David Hansen (@Rev_David) wrote such a great post about Three Things That Are Killing Your Twitter Feed, I felt it needed some follow-up.
When destructive and unproductive behaviors emerge, our interior lives may need an alchemical shake-up so attitudes spawned such bad behavior can be transmuted into spiritual gold. “Holiness of heart and life,” for all you sanctification nuts out there.
So which kinds of attitudes manifest our lack of virtue formation in social media? I’m going to suggest these three as a starting point for conversation:
1. Entitlement
Not only do I follow a ridiculously high number of Twitter accounts, I also actively add folks who diversify and deepen my eclectic stream. I don’t feel badly about not following back people with whom I fail to connect for whatever reason. It’s my Twitter stream and I get to be inscrutable!
Early on, my sense of entitlement would manifest as frustration with people who didn’t follow back or engage my queries. Four years later, I still get that way at times, but griping doesn’t make it any better. Instead, I combat entitlement by focusing on tweeting good material, having a sense of humor, and engaging in real conversation wherever I find it. I figure that will be convincing enough, and let others decide whether they want to join in on the awesome.

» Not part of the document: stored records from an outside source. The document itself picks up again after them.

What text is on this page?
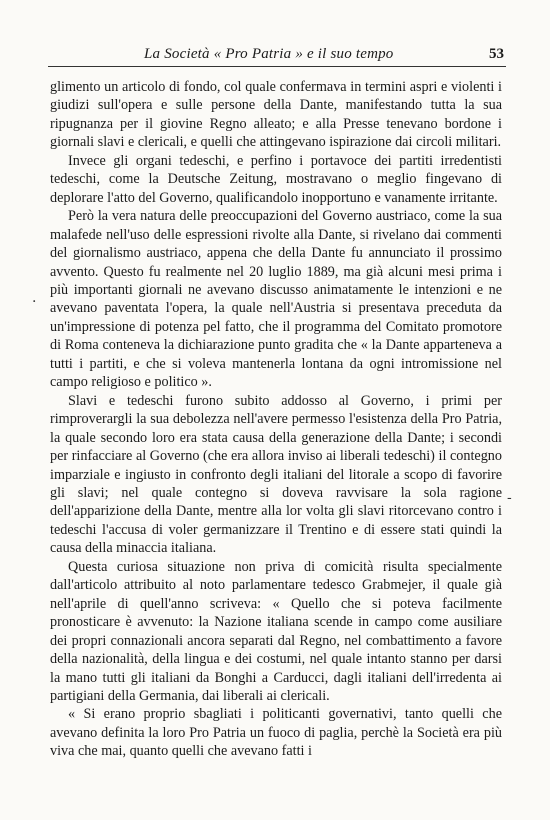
La Società « Pro Patria » e il suo tempo	53
·
-

glimento un articolo di fondo, col quale confermava in termini aspri e violenti i giudizi sull'opera e sulle persone della Dante, manifestando tutta la sua ripugnanza per il giovine Regno alleato; e alla Presse tenevano bordone i giornali slavi e clericali, e quelli che attingevano ispirazione dai circoli militari.

Invece gli organi tedeschi, e perfino i portavoce dei partiti irredentisti tedeschi, come la Deutsche Zeitung, mostravano o meglio fingevano di deplorare l'atto del Governo, qualificandolo inopportuno e vanamente irritante.

Però la vera natura delle preoccupazioni del Governo austriaco, come la sua malafede nell'uso delle espressioni rivolte alla Dante, si rivelano dai commenti del giornalismo austriaco, appena che della Dante fu annunciato il prossimo avvento. Questo fu realmente nel 20 luglio 1889, ma già alcuni mesi prima i più importanti giornali ne avevano discusso animatamente le intenzioni e ne avevano paventata l'opera, la quale nell'Austria si presentava preceduta da un'impressione di potenza pel fatto, che il programma del Comitato promotore di Roma conteneva la dichiarazione punto gradita che « la Dante apparteneva a tutti i partiti, e che si voleva mantenerla lontana da ogni intromissione nel campo religioso e politico ».

Slavi e tedeschi furono subito addosso al Governo, i primi per rimproverargli la sua debolezza nell'avere permesso l'esistenza della Pro Patria, la quale secondo loro era stata causa della generazione della Dante; i secondi per rinfacciare al Governo (che era allora inviso ai liberali tedeschi) il contegno imparziale e ingiusto in confronto degli italiani del litorale a scopo di favorire gli slavi; nel quale contegno si doveva ravvisare la sola ragione dell'apparizione della Dante, mentre alla lor volta gli slavi ritorcevano contro i tedeschi l'accusa di voler germanizzare il Trentino e di essere stati quindi la causa della minaccia italiana.

Questa curiosa situazione non priva di comicità risulta specialmente dall'articolo attribuito al noto parlamentare tedesco Grabmejer, il quale già nell'aprile di quell'anno scriveva: « Quello che si poteva facilmente pronosticare è avvenuto: la Nazione italiana scende in campo come ausiliare dei propri connazionali ancora separati dal Regno, nel combattimento a favore della nazionalità, della lingua e dei costumi, nel quale intanto stanno per darsi la mano tutti gli italiani da Bonghi a Carducci, dagli italiani dell'irredenta ai partigiani della Germania, dai liberali ai clericali.

« Si erano proprio sbagliati i politicanti governativi, tanto quelli che avevano definita la loro Pro Patria un fuoco di paglia, perchè la Società era più viva che mai, quanto quelli che avevano fatti i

PRO TIP: Not getting the followers you so richly deserve? Rather than belligerently badger others, play the long game with patience, wit, and expertise.

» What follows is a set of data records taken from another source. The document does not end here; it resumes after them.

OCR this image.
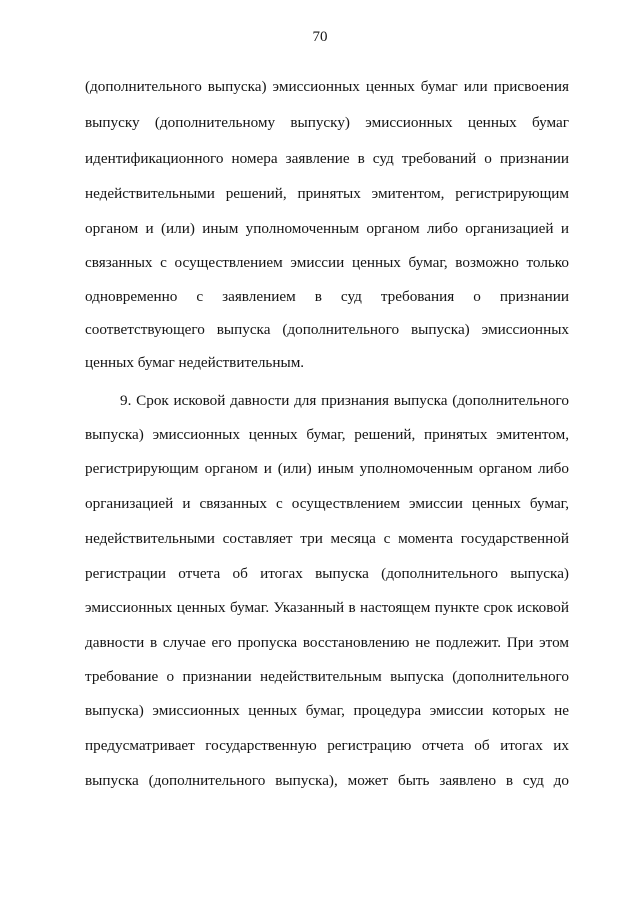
70
(дополнительного выпуска) эмиссионных ценных бумаг или присвоения
выпуску (дополнительному выпуску) эмиссионных ценных бумаг
идентификационного номера заявление в суд требований о признании
недействительными решений, принятых эмитентом, регистрирующим
органом и (или) иным уполномоченным органом либо организацией и
связанных с осуществлением эмиссии ценных бумаг, возможно только
одновременно с заявлением в суд требования о признании
соответствующего выпуска (дополнительного выпуска) эмиссионных
ценных бумаг недействительным.
9. Срок исковой давности для признания выпуска (дополнительного
выпуска) эмиссионных ценных бумаг, решений, принятых эмитентом,
регистрирующим органом и (или) иным уполномоченным органом либо
организацией и связанных с осуществлением эмиссии ценных бумаг,
недействительными составляет три месяца с момента государственной
регистрации отчета об итогах выпуска (дополнительного выпуска)
эмиссионных ценных бумаг. Указанный в настоящем пункте срок исковой
давности в случае его пропуска восстановлению не подлежит. При этом
требование о признании недействительным выпуска (дополнительного
выпуска) эмиссионных ценных бумаг, процедура эмиссии которых не
предусматривает государственную регистрацию отчета об итогах их
выпуска (дополнительного выпуска), может быть заявлено в суд до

2. Thinking Too Little of Your Tweeps
Be a real person, y’all. Don’t be a collection of spiritual insights or Bible-quotes-shorter-than-140. You’re so much deeper and more mysterious than this. Don’t be afraid to go off-topic or off-book!

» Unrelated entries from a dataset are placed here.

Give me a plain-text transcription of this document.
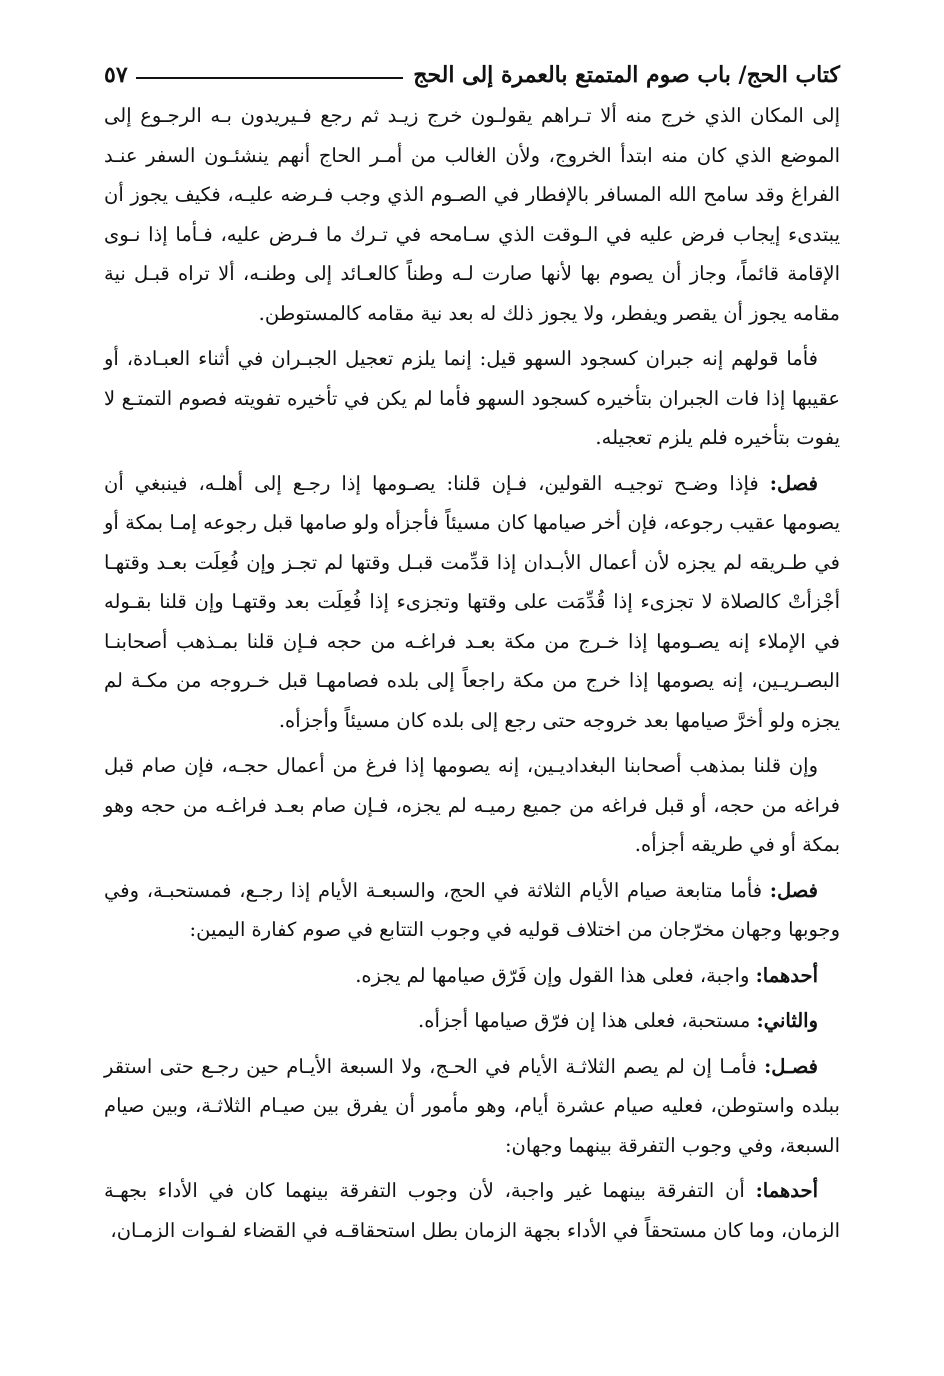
كتاب الحج/ باب صوم المتمتع بالعمرة إلى الحج
٥٧

إلى المكان الذي خرج منه ألا تـراهم يقولـون خرج زيـد ثم رجع فـيريدون بـه الرجـوع إلى الموضع الذي كان منه ابتدأ الخروج، ولأن الغالب من أمـر الحاج أنهم ينشئـون السفر عنـد الفراغ وقد سامح الله المسافر بالإفطار في الصـوم الذي وجب فـرضه عليـه، فكيف يجوز أن يبتدىء إيجاب فرض عليه في الـوقت الذي سـامحه في تـرك ما فـرض عليه، فـأما إذا نـوى الإقامة قائماً، وجاز أن يصوم بها لأنها صارت لـه وطناً كالعـائد إلى وطنـه، ألا تراه قبـل نية مقامه يجوز أن يقصر ويفطر، ولا يجوز ذلك له بعد نية مقامه كالمستوطن.

فأما قولهم إنه جبران كسجود السهو قيل: إنما يلزم تعجيل الجبـران في أثناء العبـادة، أو عقيبها إذا فات الجبران بتأخيره كسجود السهو فأما لم يكن في تأخيره تفويته فصوم التمتـع لا يفوت بتأخيره فلم يلزم تعجيله.

فصل: فإذا وضـح توجيـه القولين، فـإن قلنا: يصـومها إذا رجـع إلى أهلـه، فينبغي أن يصومها عقيب رجوعه، فإن أخر صيامها كان مسيئاً فأجزأه ولو صامها قبل رجوعه إمـا بمكة أو في طـريقه لم يجزه لأن أعمال الأبـدان إذا قدِّمت قبـل وقتها لم تجـز وإن فُعِلَت بعـد وقتهـا أجْزأتْ كالصلاة لا تجزىء إذا قُدِّمَت على وقتها وتجزىء إذا فُعِلَت بعد وقتهـا وإن قلنا بقـوله في الإملاء إنه يصـومها إذا خـرج من مكة بعـد فراغـه من حجه فـإن قلنا بمـذهب أصحابنـا البصـريـين، إنه يصومها إذا خرج من مكة راجعاً إلى بلده فصامهـا قبل خـروجه من مكـة لم يجزه ولو أخرَّ صيامها بعد خروجه حتى رجع إلى بلده كان مسيئاً وأجزأه.

وإن قلنا بمذهب أصحابنا البغداديـين، إنه يصومها إذا فرغ من أعمال حجـه، فإن صام قبل فراغه من حجه، أو قبل فراغه من جميع رميـه لم يجزه، فـإن صام بعـد فراغـه من حجه وهو بمكة أو في طريقه أجزأه.

فصل: فأما متابعة صيام الأيام الثلاثة في الحج، والسبعـة الأيام إذا رجـع، فمستحبـة، وفي وجوبها وجهان مخرّجان من اختلاف قوليه في وجوب التتابع في صوم كفارة اليمين:

أحدهما: واجبة، فعلى هذا القول وإن فَرّق صيامها لم يجزه.

والثاني: مستحبة، فعلى هذا إن فرّق صيامها أجزأه.

فصـل: فأمـا إن لم يصم الثلاثـة الأيام في الحـج، ولا السبعة الأيـام حين رجـع حتى استقر ببلده واستوطن، فعليه صيام عشرة أيام، وهو مأمور أن يفرق بين صيـام الثلاثـة، وبين صيام السبعة، وفي وجوب التفرقة بينهما وجهان:

أحدهما: أن التفرقة بينهما غير واجبة، لأن وجوب التفرقة بينهما كان في الأداء بجهـة الزمان، وما كان مستحقاً في الأداء بجهة الزمان بطل استحقاقـه في القضاء لفـوات الزمـان،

My followers get a heady cocktail of geek-outs, sermon reflections, United Methodist polity debates, Instagrams of my ridiculously-bright-and-incredibly-charming theological offspring, Texas culture, and so much more. Don’t deny your followers the Epic Cornucopia (+5 against banality) that is you.
Approach your Twitter stream similarly. Tolerate and learn to understand other perspectives, follow those outside your cultural, ideological, demographic, geographic, or religious norms. Find people who fire up your imagination and compassion, then let me know who they are!
PRO TIP: Diversify!
Raise the expectation bar and be multi-dimensional. Homogeneity is great for your milk but bad for your mind.
3. Because It’s The Internet, I Can Be Judgmental!
Don’t be the social media police. Don’t be a “Discernment Ministry.” You’ll find things on social media platforms that will disappoint and even offend. Ignore them and move on. If you know that person, take your concerns offline with a phone call or face-to-face conversation.
We know, we know, people will post ridiculous things on social media. Candidates for ministry sometimes say stupid thing. Pastors are openly heretical, flaunt church doctrine, and/or wear white shoes year-round. There’s snark online!
If I had a nickel for every concerned layperson, pastor, or judicatory official who expressed concern over people talking on the interwebz, then I’d have, well, a lot of nickels. Don’t sacrifice the possibility of real community (that happens to take place online) because it won’t be perfect.
Remember the words of St Ambrose, “It did not suit God to save his people by arguments.” Or, in the original Latin, “Don’t feed the trolls.”
PRO TIP: In the words of a (non-tweeting) seminary prof, “Leave your heresy hats and fundy-finders at the door.” Be gracious and hospitable, in social media as in real life.
Final analysis
We’re still figuring out how to be a connected, online church and world, so cautious and skeptical attitudes among church leaders and in the pews are to be expected. Being the best representative possible, no matter what the ministry setting, allows for new forms of community to emerge.
Taking off the old, tired characteristics so often reproduced via social media and putting on Christ may indeed be hard work, but you—and your followers—need nothing less.